3. Medulla oblongata or medulla oblongata

It is located caudal to the pons and cerebellum. Derived from the caudal portion. The medulla controls many functions outside of conscious control, such as breathing, blood flow, blood pressure, and heart rate. This makes the marrow a vital structure for survival. This structure is also involved in many involuntary reflexes such as coughing, sneezing, and swallowing.

The spinal cord contains four types of cranial nerves inside:

Glossopharyngeal nerve: These nerves coordinate some taste sensations, as well as mouth movements.Vagus nerve: These also control mouth movements, as well as our voice and gag reflexes.accessory nerve: These coordinate the movements of the head and neck.hypoglossal nerve: These nerves control the movements of the tongue and the muscles involved in speech.

The medulla transmits signals between the spinal cord and higher levels of the brain, as well as housing nuclei that are centers for automatic and involuntary behaviors.

Functions of the hindbrain

The hindbrain has various functions. Let’s see:

It’s a fundamental passage point for information, from the forebrain to the spinal cord and vice versa. For example, white matter systems. Their neurons collaborate in the sensory information processing.There is a contribution from hindbrain neurons to control of voluntary movement. In addition, they help regulate the autonomic system. The cerebellum, also called the small brain, regulates movement, as if it were a control center. It also receives massive axon inputs, coming from the spinal cord and pons. On the other hand, the cerebellum is responsible for comparing the information that arrives and calculates the sequences of muscle contractions, essential for carrying out movement. The medulla oblongata is responsible for carry somatic information from the spinal cord to the thalamus. In addition, to control the movements of the tongue. And, it is associated with sensory functions of touch and taste. The axons of the auditory nerves They are responsible for carrying information from the ears to the cochlear nuclei of the medulla. The nuclei are responsible for projecting axons to different structures. Among them, the tectum of the midbrain.
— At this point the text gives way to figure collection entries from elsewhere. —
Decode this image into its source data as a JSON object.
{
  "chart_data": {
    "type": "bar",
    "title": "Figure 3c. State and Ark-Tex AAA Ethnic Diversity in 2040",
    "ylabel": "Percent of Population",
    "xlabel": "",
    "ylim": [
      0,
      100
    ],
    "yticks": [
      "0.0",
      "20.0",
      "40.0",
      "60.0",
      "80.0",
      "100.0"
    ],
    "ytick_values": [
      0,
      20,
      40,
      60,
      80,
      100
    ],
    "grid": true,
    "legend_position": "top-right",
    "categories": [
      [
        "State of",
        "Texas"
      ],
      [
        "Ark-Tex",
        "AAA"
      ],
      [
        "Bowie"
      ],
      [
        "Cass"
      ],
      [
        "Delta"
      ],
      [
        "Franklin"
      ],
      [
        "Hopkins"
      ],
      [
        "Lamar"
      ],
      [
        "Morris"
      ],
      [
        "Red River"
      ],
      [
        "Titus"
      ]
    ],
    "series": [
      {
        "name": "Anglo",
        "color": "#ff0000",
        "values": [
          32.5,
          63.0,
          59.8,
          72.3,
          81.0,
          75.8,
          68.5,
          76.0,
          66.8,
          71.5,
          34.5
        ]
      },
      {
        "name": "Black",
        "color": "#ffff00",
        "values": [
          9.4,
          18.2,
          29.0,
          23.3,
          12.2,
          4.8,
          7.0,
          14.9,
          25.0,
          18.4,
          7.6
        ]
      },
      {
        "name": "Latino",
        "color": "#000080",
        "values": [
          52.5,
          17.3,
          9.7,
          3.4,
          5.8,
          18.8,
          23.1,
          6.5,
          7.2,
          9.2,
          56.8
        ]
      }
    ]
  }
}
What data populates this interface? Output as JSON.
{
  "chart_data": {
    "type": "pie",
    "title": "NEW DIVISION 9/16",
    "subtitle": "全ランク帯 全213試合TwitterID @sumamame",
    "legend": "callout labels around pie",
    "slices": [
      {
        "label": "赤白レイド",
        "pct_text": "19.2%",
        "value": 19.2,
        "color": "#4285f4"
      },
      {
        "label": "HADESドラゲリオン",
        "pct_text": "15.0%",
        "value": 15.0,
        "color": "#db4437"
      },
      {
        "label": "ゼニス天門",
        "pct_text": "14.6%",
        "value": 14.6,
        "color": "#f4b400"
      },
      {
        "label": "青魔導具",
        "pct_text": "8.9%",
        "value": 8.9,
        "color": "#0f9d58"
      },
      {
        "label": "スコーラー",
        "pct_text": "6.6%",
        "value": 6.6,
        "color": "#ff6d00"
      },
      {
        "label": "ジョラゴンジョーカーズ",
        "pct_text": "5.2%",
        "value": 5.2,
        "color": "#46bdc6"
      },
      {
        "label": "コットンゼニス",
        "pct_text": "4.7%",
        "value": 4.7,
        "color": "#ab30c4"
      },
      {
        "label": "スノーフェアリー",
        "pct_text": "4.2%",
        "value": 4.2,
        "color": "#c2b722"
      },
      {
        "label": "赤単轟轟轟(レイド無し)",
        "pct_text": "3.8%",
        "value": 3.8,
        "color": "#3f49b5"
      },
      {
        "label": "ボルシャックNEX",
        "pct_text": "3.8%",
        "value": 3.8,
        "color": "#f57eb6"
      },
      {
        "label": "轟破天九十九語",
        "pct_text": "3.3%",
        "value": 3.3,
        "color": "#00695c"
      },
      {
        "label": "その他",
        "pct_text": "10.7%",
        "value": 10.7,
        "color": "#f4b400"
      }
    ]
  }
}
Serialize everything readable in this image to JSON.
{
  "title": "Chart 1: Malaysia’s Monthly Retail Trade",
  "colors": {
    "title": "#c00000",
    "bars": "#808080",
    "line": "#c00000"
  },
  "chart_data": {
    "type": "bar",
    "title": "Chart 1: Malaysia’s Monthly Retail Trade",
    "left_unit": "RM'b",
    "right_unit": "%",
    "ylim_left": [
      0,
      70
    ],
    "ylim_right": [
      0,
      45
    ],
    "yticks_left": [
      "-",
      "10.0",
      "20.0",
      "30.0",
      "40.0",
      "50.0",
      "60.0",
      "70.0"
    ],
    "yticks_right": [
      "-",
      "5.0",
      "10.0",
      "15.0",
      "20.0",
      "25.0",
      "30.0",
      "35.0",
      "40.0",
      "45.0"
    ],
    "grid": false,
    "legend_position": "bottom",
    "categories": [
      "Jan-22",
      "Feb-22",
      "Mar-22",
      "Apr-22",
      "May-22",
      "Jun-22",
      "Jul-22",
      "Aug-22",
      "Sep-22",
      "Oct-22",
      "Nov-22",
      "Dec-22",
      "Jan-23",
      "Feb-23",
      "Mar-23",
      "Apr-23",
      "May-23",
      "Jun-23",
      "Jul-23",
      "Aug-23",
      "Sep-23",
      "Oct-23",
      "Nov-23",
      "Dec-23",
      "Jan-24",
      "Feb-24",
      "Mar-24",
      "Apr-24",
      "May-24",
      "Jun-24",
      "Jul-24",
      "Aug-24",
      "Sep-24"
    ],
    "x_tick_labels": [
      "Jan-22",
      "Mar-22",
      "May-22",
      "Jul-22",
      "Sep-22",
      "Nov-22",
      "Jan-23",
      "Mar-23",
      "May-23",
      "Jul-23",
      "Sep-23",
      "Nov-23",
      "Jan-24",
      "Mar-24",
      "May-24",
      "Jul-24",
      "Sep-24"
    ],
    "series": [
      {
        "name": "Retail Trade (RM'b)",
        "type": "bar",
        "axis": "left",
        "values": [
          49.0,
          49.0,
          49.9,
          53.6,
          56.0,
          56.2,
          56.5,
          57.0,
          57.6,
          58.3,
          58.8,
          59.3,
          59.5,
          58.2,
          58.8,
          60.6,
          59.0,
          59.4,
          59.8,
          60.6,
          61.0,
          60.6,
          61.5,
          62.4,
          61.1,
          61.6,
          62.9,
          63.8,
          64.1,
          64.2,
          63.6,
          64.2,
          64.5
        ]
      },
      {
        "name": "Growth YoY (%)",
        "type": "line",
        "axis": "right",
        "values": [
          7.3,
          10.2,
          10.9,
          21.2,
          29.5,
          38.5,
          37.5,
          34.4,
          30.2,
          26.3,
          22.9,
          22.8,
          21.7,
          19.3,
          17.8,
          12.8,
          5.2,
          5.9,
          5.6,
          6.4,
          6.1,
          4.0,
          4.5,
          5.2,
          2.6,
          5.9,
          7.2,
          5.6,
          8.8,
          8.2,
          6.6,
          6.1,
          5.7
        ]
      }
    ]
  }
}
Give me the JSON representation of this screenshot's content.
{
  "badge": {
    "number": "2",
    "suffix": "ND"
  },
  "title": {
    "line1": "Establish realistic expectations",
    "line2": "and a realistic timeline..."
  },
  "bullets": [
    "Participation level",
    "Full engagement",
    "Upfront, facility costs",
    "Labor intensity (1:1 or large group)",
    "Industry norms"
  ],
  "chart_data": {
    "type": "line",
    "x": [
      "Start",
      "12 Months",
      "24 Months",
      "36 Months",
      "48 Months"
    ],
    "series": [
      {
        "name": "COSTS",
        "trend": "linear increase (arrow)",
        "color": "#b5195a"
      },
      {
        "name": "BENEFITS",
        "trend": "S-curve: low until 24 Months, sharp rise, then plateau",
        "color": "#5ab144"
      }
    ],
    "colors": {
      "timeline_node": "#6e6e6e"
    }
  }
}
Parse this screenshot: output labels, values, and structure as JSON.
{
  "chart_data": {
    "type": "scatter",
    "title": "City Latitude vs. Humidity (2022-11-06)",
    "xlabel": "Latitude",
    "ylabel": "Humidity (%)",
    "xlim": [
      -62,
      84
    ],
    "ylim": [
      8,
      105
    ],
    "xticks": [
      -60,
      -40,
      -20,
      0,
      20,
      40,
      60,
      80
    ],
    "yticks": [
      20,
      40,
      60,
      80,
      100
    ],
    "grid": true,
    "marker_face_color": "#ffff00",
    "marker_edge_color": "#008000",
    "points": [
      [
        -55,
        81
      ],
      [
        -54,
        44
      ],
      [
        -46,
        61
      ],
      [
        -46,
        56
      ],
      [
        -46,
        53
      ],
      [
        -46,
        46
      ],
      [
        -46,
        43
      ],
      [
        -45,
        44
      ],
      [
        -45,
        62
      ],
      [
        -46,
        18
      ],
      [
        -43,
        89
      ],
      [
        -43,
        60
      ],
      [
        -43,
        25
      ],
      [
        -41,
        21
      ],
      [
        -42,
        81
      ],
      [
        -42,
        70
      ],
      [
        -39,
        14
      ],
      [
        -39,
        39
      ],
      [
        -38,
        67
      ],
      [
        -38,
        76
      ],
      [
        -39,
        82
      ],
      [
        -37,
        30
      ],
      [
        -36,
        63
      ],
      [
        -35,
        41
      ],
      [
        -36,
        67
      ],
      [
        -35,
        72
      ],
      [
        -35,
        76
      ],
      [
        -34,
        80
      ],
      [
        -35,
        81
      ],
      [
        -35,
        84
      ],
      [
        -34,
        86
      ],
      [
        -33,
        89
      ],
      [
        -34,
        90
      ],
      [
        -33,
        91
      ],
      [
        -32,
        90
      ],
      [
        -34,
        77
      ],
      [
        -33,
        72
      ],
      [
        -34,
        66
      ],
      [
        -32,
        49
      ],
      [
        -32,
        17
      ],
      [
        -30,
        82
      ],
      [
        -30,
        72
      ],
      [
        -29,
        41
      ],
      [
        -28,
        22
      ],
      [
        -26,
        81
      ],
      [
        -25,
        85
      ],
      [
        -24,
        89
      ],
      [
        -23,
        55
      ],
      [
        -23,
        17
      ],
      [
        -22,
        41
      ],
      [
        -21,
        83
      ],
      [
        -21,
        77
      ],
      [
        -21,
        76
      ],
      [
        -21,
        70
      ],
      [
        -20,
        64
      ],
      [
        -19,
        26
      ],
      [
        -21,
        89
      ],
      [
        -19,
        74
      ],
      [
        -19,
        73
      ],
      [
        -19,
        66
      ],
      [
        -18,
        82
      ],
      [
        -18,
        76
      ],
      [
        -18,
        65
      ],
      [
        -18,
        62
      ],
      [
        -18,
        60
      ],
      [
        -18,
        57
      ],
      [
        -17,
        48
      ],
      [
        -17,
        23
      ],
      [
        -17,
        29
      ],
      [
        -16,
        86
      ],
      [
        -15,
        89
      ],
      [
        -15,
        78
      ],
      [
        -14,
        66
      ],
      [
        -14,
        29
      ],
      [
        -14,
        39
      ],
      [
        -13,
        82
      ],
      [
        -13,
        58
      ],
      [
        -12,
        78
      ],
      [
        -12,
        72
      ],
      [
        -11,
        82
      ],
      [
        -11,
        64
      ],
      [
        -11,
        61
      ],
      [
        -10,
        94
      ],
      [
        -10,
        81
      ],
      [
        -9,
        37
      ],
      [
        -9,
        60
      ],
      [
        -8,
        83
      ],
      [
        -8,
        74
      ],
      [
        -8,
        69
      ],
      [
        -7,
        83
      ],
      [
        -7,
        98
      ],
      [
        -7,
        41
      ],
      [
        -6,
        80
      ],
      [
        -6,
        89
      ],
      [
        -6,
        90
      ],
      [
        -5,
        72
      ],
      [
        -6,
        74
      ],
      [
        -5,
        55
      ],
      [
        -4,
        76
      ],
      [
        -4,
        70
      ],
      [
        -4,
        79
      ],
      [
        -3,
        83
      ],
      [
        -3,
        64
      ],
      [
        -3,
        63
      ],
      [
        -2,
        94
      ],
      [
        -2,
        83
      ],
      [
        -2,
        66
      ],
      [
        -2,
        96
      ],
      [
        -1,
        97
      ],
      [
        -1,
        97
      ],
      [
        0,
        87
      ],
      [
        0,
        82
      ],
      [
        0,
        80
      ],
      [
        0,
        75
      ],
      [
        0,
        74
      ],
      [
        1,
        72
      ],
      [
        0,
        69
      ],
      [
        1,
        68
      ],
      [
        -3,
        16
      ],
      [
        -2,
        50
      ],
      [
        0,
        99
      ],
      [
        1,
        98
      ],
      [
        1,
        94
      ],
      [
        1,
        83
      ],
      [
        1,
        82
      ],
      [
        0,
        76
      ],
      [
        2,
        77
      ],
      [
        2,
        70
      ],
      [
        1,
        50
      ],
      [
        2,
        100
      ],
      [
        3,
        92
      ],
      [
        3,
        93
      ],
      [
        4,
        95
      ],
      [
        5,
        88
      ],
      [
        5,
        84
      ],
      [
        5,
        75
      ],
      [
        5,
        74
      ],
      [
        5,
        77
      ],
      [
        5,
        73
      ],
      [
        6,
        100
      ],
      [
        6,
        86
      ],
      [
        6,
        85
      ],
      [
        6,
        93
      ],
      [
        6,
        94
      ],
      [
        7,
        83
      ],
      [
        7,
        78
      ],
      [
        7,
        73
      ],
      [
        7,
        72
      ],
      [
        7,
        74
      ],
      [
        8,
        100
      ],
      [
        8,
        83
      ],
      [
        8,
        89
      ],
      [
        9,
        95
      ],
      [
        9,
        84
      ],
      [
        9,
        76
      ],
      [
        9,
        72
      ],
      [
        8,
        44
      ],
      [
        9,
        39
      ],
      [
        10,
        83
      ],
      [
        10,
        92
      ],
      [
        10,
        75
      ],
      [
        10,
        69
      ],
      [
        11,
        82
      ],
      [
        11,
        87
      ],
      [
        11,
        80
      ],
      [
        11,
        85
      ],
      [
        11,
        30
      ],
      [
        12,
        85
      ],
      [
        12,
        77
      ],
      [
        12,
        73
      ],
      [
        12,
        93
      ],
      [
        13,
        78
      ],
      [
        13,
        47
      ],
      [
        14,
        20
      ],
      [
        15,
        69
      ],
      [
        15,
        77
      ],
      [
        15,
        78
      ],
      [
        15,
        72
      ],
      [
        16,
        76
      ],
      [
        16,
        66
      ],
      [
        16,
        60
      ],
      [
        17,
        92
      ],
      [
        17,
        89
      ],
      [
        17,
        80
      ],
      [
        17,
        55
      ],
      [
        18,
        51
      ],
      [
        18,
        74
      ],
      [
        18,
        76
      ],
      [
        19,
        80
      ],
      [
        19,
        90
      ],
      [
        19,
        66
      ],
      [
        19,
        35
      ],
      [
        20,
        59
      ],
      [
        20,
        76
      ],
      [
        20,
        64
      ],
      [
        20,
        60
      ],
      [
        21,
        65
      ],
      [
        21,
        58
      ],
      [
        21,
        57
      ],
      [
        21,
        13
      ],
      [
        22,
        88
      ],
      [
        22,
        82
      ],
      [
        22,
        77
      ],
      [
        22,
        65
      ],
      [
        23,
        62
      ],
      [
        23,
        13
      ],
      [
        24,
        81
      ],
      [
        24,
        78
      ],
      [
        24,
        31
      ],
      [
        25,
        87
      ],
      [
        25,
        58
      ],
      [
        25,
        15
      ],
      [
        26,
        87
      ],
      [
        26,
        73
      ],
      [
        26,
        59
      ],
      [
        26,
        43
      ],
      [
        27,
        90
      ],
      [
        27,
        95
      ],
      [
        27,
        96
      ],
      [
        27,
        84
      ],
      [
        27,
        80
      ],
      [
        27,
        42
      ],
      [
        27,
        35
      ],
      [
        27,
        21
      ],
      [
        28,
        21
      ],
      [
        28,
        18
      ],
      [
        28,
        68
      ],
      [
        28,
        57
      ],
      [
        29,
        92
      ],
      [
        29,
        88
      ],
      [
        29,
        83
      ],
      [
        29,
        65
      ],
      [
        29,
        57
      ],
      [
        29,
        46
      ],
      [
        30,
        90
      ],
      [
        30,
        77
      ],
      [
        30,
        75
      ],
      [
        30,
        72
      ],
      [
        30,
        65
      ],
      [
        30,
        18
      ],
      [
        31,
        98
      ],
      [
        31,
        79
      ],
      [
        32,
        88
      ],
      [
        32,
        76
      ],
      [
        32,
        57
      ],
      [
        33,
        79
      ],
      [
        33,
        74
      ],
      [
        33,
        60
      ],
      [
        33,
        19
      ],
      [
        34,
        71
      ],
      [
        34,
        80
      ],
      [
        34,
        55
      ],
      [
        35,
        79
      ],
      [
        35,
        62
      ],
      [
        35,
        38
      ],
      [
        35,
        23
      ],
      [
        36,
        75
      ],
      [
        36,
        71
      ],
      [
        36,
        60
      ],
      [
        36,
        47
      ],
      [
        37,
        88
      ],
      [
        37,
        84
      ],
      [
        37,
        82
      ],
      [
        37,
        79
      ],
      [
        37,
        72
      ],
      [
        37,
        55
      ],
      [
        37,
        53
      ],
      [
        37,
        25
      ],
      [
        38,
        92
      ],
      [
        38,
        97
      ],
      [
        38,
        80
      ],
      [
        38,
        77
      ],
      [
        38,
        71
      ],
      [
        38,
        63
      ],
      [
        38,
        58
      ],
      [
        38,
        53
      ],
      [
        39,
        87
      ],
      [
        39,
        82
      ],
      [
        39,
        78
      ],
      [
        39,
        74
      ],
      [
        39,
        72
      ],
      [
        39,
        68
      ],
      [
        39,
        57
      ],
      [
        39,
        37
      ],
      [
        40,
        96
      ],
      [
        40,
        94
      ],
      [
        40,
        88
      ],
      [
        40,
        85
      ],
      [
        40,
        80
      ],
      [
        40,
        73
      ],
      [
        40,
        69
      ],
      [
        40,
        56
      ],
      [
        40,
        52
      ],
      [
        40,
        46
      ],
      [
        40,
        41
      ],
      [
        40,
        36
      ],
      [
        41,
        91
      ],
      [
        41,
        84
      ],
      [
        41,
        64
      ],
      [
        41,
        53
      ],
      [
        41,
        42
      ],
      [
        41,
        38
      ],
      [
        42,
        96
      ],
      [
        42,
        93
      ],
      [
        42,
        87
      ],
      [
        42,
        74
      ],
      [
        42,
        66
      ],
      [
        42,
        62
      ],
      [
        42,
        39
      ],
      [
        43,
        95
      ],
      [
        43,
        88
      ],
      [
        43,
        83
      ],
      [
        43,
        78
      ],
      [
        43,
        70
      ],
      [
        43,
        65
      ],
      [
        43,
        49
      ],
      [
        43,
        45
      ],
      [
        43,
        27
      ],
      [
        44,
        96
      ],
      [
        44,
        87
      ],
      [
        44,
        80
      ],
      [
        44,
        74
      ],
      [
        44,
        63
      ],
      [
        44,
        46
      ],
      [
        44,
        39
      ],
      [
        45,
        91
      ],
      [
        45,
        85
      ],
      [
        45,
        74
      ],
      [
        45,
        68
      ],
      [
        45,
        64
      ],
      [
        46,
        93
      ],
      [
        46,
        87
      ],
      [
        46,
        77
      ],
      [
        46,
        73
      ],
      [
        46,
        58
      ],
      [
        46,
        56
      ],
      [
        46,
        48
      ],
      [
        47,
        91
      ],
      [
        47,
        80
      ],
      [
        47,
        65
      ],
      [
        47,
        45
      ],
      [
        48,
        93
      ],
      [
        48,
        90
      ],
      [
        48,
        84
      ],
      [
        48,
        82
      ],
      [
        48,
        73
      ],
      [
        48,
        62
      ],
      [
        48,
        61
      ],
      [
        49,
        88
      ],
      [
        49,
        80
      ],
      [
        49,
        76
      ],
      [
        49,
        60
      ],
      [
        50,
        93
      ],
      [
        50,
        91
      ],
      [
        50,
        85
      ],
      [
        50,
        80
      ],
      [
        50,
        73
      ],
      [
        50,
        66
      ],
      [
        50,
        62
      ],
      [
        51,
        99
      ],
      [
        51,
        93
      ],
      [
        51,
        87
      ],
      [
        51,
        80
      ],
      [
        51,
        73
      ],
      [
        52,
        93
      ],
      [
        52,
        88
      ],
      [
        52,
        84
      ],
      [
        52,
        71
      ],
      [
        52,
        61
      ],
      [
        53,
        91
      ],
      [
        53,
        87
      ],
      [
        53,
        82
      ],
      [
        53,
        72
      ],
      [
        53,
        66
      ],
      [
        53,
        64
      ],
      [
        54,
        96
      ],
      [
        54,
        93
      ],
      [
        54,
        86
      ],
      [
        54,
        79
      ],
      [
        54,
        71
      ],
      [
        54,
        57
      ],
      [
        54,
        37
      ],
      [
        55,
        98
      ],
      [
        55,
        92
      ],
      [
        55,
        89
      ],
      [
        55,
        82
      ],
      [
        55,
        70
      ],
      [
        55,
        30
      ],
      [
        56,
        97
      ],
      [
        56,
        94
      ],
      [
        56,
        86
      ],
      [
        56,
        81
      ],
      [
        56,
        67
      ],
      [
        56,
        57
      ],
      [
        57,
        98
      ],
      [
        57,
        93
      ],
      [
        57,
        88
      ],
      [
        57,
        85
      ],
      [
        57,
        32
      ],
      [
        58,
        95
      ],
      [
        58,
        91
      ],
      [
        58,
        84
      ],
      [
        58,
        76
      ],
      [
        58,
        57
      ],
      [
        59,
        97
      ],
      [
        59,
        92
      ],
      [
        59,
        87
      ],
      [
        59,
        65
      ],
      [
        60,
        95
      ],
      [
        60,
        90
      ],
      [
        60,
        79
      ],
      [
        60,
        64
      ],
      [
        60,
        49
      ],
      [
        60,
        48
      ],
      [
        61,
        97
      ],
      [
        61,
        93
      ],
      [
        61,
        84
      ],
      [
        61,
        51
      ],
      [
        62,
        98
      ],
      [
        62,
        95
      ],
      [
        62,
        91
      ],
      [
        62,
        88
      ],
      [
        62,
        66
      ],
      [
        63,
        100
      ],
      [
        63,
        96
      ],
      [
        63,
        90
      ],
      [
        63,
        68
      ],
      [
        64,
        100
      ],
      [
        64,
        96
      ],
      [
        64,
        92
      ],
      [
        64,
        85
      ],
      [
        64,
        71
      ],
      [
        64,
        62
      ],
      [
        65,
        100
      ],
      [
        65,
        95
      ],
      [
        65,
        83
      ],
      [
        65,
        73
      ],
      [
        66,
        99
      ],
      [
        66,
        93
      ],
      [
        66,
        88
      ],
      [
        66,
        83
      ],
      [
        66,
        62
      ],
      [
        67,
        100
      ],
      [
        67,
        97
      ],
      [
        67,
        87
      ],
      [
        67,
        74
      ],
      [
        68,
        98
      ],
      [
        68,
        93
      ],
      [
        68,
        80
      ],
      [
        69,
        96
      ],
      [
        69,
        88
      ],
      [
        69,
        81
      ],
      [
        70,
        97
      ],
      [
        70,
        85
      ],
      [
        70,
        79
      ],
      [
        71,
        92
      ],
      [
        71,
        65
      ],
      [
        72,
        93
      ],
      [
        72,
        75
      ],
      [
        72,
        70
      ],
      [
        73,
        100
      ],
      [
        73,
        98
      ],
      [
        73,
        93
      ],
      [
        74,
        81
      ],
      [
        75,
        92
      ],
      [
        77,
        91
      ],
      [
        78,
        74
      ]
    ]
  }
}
Possible conditions associated with the hindbrain

If brain development is not adequate, the hindbrain could be affected, as well as its functions, which are vital for our survival. Let’s look at his other conditions:

Injuries to the hindbrain can cause movement problems, such as uncoordinated and inaccurate movements, such as those typical of ataxia. Its damage could lead to deafness, for example, if there is an injury to the cochlear nuclei. Problems related to touch and taste.Dandy Walker syndrome, and Arnold Chiari, syndromes that derive from the abnormal development of the hindbrain. Its damage can cause vomiting, weakness, breathing and circulation problems.Rhombencephalitis, that is, inflammation of the hindbrain caused by different factors .

So, The hindbrain is a fundamental part of our body. Through its motor, sensory and visceral functions it helps regulate it. The consequences of it failing or not being present can seriously affect our survival.